Another important huge task for the international lawyers to take into account is to fight violence through international law. If a reform would take place in the capital world and social corporate responsibility will start to real mean what is says, violence would really happen here and there and thus our social relations would become better and more humane. International lawyers should formulate laws that would enforce such behaviours and commands. Having said that, international lawyers should also find ways to organize what I have been calling resistance all along this essay.
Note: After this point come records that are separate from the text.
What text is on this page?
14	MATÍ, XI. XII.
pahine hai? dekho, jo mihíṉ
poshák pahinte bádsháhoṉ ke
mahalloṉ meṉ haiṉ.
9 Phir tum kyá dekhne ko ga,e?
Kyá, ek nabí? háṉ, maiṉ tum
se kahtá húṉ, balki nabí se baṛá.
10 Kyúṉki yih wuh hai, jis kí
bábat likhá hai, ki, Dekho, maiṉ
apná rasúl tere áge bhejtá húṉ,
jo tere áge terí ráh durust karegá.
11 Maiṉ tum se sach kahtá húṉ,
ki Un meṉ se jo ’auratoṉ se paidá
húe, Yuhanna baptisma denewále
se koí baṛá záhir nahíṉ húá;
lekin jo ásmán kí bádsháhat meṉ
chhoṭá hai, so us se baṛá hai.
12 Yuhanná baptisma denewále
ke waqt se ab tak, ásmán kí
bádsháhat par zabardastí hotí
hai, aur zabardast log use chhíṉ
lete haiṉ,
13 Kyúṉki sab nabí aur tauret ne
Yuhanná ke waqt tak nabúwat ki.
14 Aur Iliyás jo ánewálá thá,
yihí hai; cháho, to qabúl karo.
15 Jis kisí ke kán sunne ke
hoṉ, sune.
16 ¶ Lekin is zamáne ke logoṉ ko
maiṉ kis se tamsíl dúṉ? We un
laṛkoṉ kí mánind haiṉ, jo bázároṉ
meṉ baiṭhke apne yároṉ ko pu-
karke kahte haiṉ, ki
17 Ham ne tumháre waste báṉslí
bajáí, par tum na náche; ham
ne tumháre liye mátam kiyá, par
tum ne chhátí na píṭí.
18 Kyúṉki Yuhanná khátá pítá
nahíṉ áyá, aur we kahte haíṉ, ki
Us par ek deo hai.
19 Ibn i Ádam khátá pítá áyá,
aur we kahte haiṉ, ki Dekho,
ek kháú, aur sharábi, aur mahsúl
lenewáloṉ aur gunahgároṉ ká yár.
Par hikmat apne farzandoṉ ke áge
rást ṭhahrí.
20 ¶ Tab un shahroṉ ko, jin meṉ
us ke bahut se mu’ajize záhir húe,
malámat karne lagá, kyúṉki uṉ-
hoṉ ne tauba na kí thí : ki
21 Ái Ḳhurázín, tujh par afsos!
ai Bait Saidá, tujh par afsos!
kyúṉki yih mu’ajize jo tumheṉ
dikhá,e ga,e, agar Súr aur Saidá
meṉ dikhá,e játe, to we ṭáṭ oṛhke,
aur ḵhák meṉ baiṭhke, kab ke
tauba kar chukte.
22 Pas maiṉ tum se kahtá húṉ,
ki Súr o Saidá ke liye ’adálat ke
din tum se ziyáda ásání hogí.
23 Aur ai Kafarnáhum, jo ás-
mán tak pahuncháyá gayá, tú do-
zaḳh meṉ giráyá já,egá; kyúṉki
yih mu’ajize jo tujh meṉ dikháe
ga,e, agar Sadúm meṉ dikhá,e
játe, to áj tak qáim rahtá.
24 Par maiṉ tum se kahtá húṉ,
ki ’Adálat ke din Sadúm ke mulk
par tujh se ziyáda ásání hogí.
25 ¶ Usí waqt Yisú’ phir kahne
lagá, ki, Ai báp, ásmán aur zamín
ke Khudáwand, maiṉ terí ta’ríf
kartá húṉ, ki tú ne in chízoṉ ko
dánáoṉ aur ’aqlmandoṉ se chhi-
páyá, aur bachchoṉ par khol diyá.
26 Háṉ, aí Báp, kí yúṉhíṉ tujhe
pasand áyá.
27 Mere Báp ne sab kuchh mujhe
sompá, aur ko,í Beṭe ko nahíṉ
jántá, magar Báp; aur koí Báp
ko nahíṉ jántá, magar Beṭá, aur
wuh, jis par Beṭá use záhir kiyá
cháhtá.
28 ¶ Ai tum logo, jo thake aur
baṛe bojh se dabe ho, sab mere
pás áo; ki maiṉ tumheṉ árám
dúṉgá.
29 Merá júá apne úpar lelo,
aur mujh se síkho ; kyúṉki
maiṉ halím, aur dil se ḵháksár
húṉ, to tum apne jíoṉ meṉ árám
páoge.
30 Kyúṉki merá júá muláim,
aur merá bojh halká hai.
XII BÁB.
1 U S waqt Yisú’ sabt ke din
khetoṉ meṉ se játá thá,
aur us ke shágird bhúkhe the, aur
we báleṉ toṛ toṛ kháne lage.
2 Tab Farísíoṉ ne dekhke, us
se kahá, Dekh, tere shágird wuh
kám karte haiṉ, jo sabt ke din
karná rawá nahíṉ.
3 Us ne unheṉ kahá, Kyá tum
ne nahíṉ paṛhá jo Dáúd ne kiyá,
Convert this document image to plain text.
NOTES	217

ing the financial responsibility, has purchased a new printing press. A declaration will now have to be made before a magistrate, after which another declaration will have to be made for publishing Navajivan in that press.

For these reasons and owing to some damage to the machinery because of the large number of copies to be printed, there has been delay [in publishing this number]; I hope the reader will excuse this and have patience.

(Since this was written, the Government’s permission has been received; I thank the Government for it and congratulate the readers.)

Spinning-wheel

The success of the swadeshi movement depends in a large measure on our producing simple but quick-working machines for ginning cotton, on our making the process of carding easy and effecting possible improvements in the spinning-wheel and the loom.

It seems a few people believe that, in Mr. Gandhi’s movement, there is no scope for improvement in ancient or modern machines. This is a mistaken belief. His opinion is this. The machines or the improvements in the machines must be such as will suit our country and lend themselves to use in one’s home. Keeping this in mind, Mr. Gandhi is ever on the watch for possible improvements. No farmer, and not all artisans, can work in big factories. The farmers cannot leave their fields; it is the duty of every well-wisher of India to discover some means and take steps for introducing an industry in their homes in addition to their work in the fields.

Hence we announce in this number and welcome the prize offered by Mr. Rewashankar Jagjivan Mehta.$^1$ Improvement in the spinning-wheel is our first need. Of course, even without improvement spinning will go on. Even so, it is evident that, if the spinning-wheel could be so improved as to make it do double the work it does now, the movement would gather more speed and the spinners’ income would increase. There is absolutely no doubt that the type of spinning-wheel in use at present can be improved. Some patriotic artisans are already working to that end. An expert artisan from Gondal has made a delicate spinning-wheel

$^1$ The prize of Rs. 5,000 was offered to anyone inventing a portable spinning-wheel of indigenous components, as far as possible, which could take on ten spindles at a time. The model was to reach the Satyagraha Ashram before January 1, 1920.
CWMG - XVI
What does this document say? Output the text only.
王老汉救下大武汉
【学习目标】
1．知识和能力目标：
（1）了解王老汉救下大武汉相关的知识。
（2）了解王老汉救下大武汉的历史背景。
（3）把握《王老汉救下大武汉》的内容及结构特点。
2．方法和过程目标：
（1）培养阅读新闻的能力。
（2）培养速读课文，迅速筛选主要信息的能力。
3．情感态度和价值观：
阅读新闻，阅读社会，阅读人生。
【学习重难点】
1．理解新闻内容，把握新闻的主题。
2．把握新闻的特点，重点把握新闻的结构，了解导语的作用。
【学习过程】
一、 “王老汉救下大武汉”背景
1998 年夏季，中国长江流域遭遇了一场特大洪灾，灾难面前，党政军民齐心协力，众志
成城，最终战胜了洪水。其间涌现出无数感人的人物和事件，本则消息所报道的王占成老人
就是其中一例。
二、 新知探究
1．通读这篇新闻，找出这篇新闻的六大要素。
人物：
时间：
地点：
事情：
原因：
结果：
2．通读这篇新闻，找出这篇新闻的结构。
Secterian violence should thus be dealt with as well as a kind of violence and the image problem that people have of each other and that is the accumulation of many indignations and dissatisfactions and injustices of the international law should also be understood and dealt with accordingly.
International law should learn from the past and history of its long presence not always very useful that violence and wars and sanctions have not really brought about any changes or changed any behaviors but rather aggravated them and created anger and injustice in many regions of the world.
Now that we have developed all these critical tasks and overviewed some third world alternatives and ideas of the functioning of international law, I would like to end by mentioning that this task is not an easy task but that requires participation and cooperation of sovereign states, change in educational curricula and media, participation of civil society that is already playing in the ground with democratization and human rights issues in addition to citizenship and development projects. The change in discipline itself is now clear to be a necessity. The billions of people that have long been victims of the theories and practices of the international law and the united nations resolutions that places like Rwanda, Somalia, Darfur, Sudan, Kosovo, Bosnia, Palestine and Irak proved its inadequacy and inability to bring about real change and justice need now to be remembered. This is what an international law from below would mean.
It is also high time to recognize that African States have contributed to the development of modern international law because despite its apparent marginalization in the international system, Africa can stake a valid claim to being part of the on-going process of shaping new rules and principles of international law while strengthening and democratizing existing ones. Some the results we will expect are the broadening of the refugee definition and the principle of non-refoulement in the area of refugee law; the rights of access and transit to the sea and the concept of the exclusive economic zone in the law of the sea; the principle of uti possidetis; the concept of `peoples' rights', as distinguished from that of `human rights'; the very expansion of the traditional categorization of human rights to embrace the so-called third generation rights, such as the right to development and, in general, certain principles in the area of international fluvial law concerning the common management and utilization of shared watercourses.